第86章 景色は色付いて
今までずっと、誰かと関わって生きてきたから。
両親に愛され、施設という大人数で暮らし、友人や親友と共に、これまで生きてきた。
でも木ノ葉隠れの里に来てから。アカデミーの頃、そして奈良家での生活が始まるまでは、誰とも会話をせずに終わった1日が何度あったことだろう。
キリ「でも、ここへ来てからも色んな人に助けられたわ。あなたにも、シカクさんにも、ヨシノさんにも、カカシさんや、三代目様、ヒナタ……」
他にも、たくさんの人がキリを救ってくれた。
シカ「俺は、お前に助けられてばっかりだったけどな」
キリ「そんな事ない。あなたが助けてくれなかったら、私は五体満足で今ここにいないわ」
緊急任務で音隠れへと出向いた際、キリは音忍4人との戦闘になり、その戦闘は一晩中に及んだ。

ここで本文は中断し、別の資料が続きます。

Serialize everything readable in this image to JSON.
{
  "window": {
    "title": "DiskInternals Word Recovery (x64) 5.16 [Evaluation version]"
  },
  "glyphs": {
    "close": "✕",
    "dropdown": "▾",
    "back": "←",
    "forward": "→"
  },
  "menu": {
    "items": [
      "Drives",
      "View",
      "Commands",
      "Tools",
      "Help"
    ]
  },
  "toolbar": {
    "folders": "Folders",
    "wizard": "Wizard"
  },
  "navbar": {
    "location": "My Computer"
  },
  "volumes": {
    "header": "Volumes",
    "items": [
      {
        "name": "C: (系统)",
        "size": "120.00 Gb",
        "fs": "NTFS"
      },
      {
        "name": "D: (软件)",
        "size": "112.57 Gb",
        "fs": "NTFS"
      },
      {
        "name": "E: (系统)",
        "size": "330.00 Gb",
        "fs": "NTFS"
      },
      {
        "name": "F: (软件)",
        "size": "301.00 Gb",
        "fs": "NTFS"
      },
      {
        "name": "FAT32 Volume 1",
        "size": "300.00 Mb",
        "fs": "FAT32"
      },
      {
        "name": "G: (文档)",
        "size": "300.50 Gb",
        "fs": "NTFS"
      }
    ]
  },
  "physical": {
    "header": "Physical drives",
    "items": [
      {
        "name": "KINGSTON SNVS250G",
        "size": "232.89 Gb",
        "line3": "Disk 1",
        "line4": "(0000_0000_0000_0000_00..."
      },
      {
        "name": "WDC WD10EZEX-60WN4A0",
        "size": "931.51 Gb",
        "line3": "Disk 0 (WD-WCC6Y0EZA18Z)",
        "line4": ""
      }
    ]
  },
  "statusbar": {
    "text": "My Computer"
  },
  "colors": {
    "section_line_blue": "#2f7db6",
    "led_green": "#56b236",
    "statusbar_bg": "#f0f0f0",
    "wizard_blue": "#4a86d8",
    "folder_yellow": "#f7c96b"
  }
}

追い詰められて、もう本当にギリギリだったその時に、シカマルの姿が見えたのだ。
あれがなければ、命を落としていても何ら不思議はない。少なくとも、キリは左腕を失っていただろう。
シカ「じゃあ、お互い様だったんだな」
キリ「?」
シカ「雷影の奇襲から庇ってくれただろ。俺も、あれがなけりゃかなりヤバかった」
あれはどう転んでも、無事では済まなかっただろうとシカマルは告げる。
キリ「お互い様にはなれないくらい、私にはたくさんあるわ」
シカ「俺だって他にも色々あるっての」
しばらくの間、私だ。いや俺だ。と、両者譲らずの平行線となったが、ひとまず、話しを全部聞こうとシカマルが休戦を申し出て、話しは再開された。